I don't know if MIT open courseware has anything about databases... Well whaddya know? They do: http://ocw.mit.edu/OcwWeb/Electrical-Engineering-and-Computer-Science/6-830Fall-2005/CourseHome/
I would recommend that as one source based only on MITs reputation. If you can take a formal course from a university you may find that helpful. Also a good understanding of the fundamental discrete mathematics/logic certainly would do no harm.
As others have said, time and practice is the only real approach.
More practically, I found that EXPLAIN worked wonders for me personally. Learning to read the output of that was probably the biggest single leap I made in being able to write efficient queries.

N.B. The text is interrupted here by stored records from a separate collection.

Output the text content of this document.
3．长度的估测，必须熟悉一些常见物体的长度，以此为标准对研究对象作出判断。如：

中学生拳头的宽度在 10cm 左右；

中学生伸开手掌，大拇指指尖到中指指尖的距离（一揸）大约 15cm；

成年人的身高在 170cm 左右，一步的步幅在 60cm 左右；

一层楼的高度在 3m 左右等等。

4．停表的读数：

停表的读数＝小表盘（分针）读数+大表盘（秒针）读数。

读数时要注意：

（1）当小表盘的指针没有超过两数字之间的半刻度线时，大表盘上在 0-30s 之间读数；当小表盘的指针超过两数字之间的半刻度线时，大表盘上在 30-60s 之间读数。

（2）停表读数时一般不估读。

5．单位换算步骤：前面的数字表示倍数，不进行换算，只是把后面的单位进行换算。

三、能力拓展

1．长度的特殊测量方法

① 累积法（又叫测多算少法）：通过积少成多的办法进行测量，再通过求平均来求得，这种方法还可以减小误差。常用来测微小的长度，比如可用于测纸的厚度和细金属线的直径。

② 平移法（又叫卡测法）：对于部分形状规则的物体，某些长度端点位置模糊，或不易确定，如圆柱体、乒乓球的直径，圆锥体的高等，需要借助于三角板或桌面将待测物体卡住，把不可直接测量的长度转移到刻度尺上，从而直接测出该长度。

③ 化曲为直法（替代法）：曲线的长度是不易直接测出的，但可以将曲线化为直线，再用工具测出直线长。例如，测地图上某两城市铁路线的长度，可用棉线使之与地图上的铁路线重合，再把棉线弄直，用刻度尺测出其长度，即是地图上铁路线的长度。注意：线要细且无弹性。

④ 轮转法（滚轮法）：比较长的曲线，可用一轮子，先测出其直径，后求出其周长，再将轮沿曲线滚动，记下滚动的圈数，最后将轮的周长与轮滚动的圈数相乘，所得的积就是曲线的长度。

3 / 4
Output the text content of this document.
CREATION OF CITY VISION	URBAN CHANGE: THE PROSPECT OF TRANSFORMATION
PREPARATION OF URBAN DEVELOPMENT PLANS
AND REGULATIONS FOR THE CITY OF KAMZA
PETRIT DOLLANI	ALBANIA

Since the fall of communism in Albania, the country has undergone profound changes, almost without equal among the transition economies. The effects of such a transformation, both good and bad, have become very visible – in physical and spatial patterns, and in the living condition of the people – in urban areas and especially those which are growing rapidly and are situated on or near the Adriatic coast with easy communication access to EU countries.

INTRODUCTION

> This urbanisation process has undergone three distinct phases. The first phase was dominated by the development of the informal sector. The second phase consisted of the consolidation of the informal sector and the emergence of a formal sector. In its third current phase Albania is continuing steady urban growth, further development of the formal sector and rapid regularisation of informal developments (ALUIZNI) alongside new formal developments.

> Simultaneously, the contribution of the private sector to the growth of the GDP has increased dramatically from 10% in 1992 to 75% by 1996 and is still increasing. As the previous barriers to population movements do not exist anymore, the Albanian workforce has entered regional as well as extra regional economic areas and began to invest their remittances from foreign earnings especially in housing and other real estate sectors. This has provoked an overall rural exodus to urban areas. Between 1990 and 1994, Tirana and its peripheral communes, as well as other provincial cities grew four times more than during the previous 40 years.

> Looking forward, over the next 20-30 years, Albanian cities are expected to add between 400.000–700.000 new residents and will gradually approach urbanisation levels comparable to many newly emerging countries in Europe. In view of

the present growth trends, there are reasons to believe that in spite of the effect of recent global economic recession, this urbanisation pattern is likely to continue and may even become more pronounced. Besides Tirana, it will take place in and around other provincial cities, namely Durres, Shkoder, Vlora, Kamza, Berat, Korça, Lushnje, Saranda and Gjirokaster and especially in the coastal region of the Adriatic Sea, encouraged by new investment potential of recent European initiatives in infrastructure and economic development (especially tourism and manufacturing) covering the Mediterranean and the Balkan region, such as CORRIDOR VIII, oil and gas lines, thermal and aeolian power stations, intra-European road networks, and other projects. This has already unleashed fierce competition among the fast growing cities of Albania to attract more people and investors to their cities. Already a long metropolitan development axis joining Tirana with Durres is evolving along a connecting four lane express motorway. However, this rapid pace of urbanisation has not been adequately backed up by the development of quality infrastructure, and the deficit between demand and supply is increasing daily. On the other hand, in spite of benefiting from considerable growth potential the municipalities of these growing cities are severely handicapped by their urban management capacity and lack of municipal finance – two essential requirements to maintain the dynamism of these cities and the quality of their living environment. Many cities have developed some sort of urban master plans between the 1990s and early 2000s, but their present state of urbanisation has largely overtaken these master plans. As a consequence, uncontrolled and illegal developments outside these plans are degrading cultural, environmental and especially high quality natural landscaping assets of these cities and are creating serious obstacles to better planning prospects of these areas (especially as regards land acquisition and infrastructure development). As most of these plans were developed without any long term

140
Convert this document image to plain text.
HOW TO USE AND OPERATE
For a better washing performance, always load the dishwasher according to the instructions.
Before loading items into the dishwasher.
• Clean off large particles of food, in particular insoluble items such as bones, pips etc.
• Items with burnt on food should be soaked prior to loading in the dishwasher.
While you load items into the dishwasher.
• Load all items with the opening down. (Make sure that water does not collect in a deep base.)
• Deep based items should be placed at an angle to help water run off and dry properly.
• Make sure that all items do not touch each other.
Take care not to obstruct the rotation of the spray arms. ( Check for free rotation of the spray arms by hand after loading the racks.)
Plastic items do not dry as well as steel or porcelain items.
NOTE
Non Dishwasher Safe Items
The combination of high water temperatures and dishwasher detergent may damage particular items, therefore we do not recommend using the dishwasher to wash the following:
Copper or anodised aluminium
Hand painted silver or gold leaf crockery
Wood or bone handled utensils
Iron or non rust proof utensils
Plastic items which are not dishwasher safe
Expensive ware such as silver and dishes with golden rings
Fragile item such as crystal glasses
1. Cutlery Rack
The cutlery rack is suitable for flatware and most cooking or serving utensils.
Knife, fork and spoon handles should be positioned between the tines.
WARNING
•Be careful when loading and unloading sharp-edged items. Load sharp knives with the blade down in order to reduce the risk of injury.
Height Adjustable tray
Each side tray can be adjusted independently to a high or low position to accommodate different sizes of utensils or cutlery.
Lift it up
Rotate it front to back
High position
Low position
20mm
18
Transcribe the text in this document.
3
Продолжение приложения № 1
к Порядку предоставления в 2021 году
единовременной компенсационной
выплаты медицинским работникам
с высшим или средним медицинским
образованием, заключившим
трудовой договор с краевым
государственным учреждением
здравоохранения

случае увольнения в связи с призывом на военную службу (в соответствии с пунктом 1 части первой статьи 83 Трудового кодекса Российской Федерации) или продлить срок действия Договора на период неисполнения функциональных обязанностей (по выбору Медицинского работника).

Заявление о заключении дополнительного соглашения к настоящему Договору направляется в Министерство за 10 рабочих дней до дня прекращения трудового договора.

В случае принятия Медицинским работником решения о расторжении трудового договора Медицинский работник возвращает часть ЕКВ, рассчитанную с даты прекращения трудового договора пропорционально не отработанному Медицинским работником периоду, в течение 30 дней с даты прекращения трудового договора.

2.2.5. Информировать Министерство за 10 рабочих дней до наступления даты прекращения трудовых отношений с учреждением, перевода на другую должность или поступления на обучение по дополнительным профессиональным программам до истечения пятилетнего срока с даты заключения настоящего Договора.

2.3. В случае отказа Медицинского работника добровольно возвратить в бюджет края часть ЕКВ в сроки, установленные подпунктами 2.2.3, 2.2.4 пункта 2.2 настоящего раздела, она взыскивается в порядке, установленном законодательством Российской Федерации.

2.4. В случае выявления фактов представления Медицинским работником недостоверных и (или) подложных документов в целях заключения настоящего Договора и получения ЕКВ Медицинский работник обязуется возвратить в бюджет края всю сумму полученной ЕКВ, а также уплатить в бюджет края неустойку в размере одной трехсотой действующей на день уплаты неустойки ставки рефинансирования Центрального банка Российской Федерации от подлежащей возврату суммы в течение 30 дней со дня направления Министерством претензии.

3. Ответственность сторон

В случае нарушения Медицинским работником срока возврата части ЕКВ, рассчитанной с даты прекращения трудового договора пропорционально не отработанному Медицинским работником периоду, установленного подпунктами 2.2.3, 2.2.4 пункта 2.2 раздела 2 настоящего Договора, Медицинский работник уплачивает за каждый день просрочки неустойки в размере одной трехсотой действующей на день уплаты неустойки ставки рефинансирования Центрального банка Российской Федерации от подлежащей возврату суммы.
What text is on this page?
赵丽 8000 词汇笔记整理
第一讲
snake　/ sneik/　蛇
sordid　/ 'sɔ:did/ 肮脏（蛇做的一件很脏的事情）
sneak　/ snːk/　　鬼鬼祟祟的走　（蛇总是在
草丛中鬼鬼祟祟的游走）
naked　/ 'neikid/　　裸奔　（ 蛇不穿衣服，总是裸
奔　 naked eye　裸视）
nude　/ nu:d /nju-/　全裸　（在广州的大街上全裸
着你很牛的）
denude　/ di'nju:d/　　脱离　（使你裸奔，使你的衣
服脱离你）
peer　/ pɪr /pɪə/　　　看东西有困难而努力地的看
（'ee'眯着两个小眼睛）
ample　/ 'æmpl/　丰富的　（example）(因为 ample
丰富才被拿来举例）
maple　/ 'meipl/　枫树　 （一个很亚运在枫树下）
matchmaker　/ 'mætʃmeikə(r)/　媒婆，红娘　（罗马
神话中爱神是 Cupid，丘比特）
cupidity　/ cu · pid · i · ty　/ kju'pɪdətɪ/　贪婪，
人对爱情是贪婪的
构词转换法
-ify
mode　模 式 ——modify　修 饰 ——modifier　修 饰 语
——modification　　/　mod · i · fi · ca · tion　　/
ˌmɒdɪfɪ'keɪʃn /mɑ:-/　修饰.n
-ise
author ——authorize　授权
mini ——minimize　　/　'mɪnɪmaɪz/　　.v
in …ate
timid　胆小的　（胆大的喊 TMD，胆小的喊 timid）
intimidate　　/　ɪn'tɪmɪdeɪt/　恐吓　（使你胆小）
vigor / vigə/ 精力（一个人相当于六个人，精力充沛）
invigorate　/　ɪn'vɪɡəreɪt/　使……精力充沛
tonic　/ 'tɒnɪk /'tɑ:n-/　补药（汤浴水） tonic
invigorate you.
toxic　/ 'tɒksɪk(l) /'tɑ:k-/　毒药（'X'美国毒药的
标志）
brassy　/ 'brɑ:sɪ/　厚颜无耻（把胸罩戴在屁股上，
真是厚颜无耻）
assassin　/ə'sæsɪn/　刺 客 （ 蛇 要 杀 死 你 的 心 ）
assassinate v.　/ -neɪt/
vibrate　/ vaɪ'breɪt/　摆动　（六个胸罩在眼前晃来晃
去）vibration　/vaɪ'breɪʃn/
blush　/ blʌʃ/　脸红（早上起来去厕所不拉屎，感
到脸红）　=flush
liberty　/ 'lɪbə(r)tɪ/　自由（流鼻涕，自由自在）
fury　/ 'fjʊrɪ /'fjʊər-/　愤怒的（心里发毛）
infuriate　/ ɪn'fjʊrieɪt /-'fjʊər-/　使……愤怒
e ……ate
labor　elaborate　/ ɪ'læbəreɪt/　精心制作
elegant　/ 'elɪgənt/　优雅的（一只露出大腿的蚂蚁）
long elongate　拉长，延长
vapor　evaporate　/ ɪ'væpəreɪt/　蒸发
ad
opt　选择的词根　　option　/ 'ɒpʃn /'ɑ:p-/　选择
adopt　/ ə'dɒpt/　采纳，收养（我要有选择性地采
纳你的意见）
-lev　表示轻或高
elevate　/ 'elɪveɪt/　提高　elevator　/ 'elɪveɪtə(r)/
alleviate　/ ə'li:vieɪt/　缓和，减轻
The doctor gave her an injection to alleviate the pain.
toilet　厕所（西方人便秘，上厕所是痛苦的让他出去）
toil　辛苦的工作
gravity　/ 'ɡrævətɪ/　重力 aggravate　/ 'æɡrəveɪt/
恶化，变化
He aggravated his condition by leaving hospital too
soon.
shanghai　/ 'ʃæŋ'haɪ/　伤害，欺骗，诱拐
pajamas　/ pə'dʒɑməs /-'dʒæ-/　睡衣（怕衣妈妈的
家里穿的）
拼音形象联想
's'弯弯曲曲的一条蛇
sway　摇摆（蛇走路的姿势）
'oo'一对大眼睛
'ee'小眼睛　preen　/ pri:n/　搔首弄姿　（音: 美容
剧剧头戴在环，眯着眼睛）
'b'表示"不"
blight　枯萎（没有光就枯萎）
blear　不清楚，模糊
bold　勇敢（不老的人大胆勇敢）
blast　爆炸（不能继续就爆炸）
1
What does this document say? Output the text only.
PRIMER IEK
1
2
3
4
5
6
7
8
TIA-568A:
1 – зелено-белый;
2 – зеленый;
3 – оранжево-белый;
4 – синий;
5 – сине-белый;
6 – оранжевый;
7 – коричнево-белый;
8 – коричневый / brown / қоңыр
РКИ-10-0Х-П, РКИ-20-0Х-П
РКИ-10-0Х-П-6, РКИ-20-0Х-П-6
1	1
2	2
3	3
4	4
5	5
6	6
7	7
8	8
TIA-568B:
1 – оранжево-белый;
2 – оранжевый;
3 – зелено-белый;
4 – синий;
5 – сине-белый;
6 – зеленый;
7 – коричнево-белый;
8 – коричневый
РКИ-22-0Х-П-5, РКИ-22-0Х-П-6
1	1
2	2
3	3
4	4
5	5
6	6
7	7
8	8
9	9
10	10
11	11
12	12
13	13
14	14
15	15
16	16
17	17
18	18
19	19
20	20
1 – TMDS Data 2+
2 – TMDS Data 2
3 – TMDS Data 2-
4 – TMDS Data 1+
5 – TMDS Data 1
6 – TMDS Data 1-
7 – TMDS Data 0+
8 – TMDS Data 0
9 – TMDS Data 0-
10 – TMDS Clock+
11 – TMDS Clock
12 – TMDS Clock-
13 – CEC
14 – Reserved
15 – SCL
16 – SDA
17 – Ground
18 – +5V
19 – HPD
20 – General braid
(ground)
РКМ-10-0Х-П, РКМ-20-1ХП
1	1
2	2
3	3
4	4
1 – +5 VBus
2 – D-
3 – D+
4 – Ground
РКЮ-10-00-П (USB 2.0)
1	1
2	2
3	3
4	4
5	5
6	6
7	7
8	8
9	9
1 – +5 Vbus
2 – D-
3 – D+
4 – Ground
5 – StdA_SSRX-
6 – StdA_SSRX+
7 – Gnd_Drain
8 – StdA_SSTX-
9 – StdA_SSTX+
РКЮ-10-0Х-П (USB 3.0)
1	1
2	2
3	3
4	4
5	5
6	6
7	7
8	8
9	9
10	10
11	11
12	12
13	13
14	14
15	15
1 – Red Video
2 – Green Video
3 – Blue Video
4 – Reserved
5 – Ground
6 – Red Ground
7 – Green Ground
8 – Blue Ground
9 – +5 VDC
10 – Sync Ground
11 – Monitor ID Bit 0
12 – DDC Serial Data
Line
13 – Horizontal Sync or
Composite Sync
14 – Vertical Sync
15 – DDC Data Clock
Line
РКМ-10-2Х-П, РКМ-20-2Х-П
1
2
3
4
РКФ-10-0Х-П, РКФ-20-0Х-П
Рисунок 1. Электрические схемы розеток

The second thing I found really helpful was SQL Tuning by Dan Tow, which describes a fairly formal methodology for extracting performance. It's a bit involved, but works well in lots of situations. And if nothing else, it will give you a much better understanding of the way joins are processed.
Start with a class like this one: https://www.udemy.com/sql-mysql-databases/
Then use what you've learned to create and manage a number of SQL databases and run queries. Getting to the expert level is really about practice. But of course you need to learn the pieces before you can practice.